Using aes(data$variable)
inside is never good, never recommended, and should never be used. Sometimes it still works, but aes(variable)
always works, so you should always use aes(variable)
.
More explanation:
ggplot
uses nonstandard evaluation. A standard evaluating R function can only see objects in the global environment. If I have data named mydata
with a column name col1
, and I do mean(col1)
, I get an error:
mydata = data.frame(col1 = 1:3)
mean(col1)
# Error in mean(col1) : object 'col1' not found
This error happens because col1
isn't in the global environment. It's just a column name of the mydata
data frame.
The aes
function does extra work behind the scenes, and knows to look at the columns of the layer's data
, in addition to checking the global environment.
ggplot(mydata, aes(x = col1)) + geom_bar()
# no error
You don't have to use just a column inside aes
though. To give flexibility, you can do a function of a column, or even some other vector that you happen to define on the spot (if it has the right length):
# these work fine too
ggplot(mydata, aes(x = log(col1))) + geom_bar()
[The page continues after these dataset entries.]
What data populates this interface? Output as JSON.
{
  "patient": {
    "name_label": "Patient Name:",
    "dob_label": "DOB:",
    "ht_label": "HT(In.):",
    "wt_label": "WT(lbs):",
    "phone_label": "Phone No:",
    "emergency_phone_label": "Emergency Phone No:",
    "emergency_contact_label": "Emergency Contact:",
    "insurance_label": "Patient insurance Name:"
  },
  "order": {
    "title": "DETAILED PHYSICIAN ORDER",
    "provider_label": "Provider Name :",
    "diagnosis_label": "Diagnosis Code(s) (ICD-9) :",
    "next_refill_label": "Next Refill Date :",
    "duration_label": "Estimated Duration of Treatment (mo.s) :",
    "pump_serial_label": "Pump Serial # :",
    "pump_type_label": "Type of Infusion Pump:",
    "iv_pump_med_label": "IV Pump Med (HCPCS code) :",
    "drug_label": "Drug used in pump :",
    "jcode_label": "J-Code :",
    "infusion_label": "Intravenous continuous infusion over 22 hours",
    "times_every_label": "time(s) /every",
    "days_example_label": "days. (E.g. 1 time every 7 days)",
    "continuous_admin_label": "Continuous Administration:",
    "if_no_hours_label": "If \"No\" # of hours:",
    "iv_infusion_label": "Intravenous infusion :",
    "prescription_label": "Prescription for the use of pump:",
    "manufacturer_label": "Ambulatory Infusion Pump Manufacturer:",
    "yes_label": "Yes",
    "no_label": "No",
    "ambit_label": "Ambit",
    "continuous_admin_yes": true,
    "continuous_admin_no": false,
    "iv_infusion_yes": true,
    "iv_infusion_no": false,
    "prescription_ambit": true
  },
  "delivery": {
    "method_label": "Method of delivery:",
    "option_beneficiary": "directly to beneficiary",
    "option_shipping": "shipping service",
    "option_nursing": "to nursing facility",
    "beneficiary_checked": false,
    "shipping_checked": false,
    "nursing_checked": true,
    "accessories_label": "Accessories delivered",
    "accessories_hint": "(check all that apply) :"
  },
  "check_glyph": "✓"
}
ggplot(mydata, aes(x = c(1, 8, 11)) + geom_bar()
So what's the difference between col1
and mydata$col1
? Well, col1
is a name of a column, and mydata$col1
is the actual values. ggplot
will look for columns in your data named col1
, and use that. mydata$col1
is just a vector, it's the full column. The difference matters because ggplot
often does data manipulation. Whenever there are facets or aggregate functions, ggplot is splitting your data up into pieces and doing stuff. To do this effectively, it needs to know identify the data and column names. When you give it mydata$col1
, you're not giving it a column name, you're just giving it a vector of values - whatever happens to be in that column, and things don't work.
So, just use unquoted column names in aes()
without data$
and everything will work as expected.